The Coding Divergence for Measuring the Complexity of Separating Two Sets
Mahito Sugiyama (Kyoto University) and Akihiro Yamamoto (Kyoto University);
JMLR W&P 13:127-143, 2010.
Abstract
In this paper we integrate two essential processes, discretization of continuous
data and learning of a model that explains them, towards fully
computational machine learning from continuous data. Discretization
is fundamental for machine learning and data mining, since every continuous
datum; e.g., a real-valued datum obtained by observation in
the real world, must be discretized and converted from analog (continuous)
to digital (discrete) form to store in databases. However, most
machine learning methods do not pay attention to the situation; i.e.,
they use digital data in actual applications on a computer whereas
assume analog data (usually vectors of real numbers) theoretically.

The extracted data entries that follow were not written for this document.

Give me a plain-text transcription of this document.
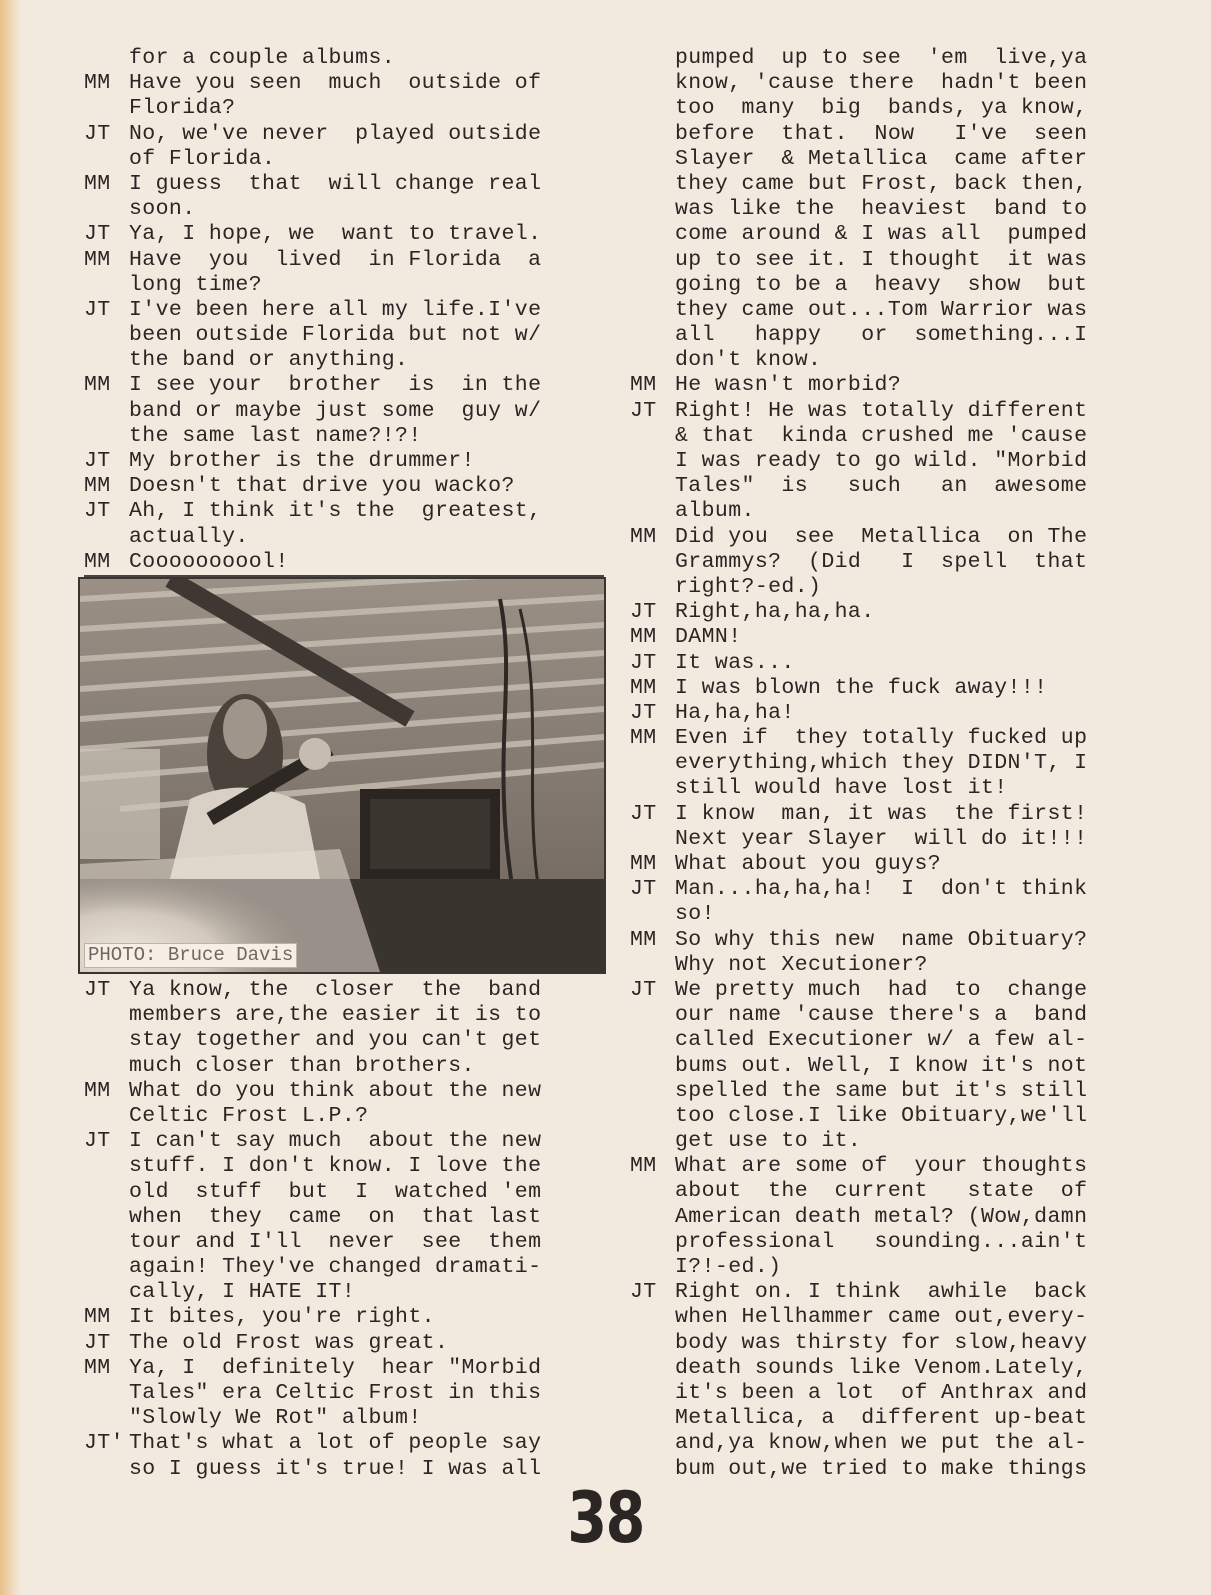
for a couple albums.
MM Have you seen  much  outside of
Florida?
JT No, we've never  played outside
of Florida.
MM I guess  that  will change real
soon.
JT Ya, I hope, we  want to travel.
MM Have  you  lived  in Florida  a
long time?
JT I've been here all my life.I've
been outside Florida but not w/
the band or anything.
MM I see your  brother  is  in the
band or maybe just some  guy w/
the same last name?!?!
JT My brother is the drummer!
MM Doesn't that drive you wacko?
JT Ah, I think it's the  greatest,
actually.
MM Coooooooool!
PHOTO: Bruce Davis
JT Ya know, the  closer  the  band
members are,the easier it is to
stay together and you can't get
much closer than brothers.
MM What do you think about the new
Celtic Frost L.P.?
JT I can't say much  about the new
stuff. I don't know. I love the
old  stuff  but  I  watched 'em
when  they  came  on  that last
tour and I'll  never  see  them
again! They've changed dramati-
cally, I HATE IT!
MM It bites, you're right.
JT The old Frost was great.
MM Ya, I  definitely  hear "Morbid
Tales" era Celtic Frost in this
"Slowly We Rot" album!
JT' That's what a lot of people say
so I guess it's true! I was all
pumped  up to see  'em  live,ya
know, 'cause there  hadn't been
too  many  big  bands, ya know,
before  that.  Now   I've  seen
Slayer  & Metallica  came after
they came but Frost, back then,
was like the  heaviest  band to
come around & I was all  pumped
up to see it. I thought  it was
going to be a  heavy  show  but
they came out...Tom Warrior was
all   happy   or  something...I
don't know.
MM He wasn't morbid?
JT Right! He was totally different
& that  kinda crushed me 'cause
I was ready to go wild. "Morbid
Tales"  is   such   an  awesome
album.
MM Did you  see  Metallica  on The
Grammys?  (Did   I  spell  that
right?-ed.)
JT Right,ha,ha,ha.
MM DAMN!
JT It was...
MM I was blown the fuck away!!!
JT Ha,ha,ha!
MM Even if  they totally fucked up
everything,which they DIDN'T, I
still would have lost it!
JT I know  man, it was  the first!
Next year Slayer  will do it!!!
MM What about you guys?
JT Man...ha,ha,ha!  I  don't think
so!
MM So why this new  name Obituary?
Why not Xecutioner?
JT We pretty much  had  to  change
our name 'cause there's a  band
called Executioner w/ a few al-
bums out. Well, I know it's not
spelled the same but it's still
too close.I like Obituary,we'll
get use to it.
MM What are some of  your thoughts
about  the  current   state  of
American death metal? (Wow,damn
professional   sounding...ain't
I?!-ed.)
JT Right on. I think  awhile  back
when Hellhammer came out,every-
body was thirsty for slow,heavy
death sounds like Venom.Lately,
it's been a lot  of Anthrax and
Metallica, a  different up-beat
and,ya know,when we put the al-
bum out,we tried to make things
38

To bridge the gap, we propose a novel measure of the difference between
two sets of data, called the coding divergence, and unify two
processes discretization and learning computationally. Discretization
of continuous data is realized by a topological mapping (in the sense
of mathematics) from the d-dimensional Euclidean space into the
Cantor space, and the simplest model is learned in the Cantor
space, which corresponds to the minimum open set separating the
given two sets of data. Furthermore, we construct a classifier using
the divergence, and experimentally demonstrate robust performance
of it. Our contribution is not only introducing a new measure from
the computational point of view, but also triggering more interaction
between experimental science and machine learning.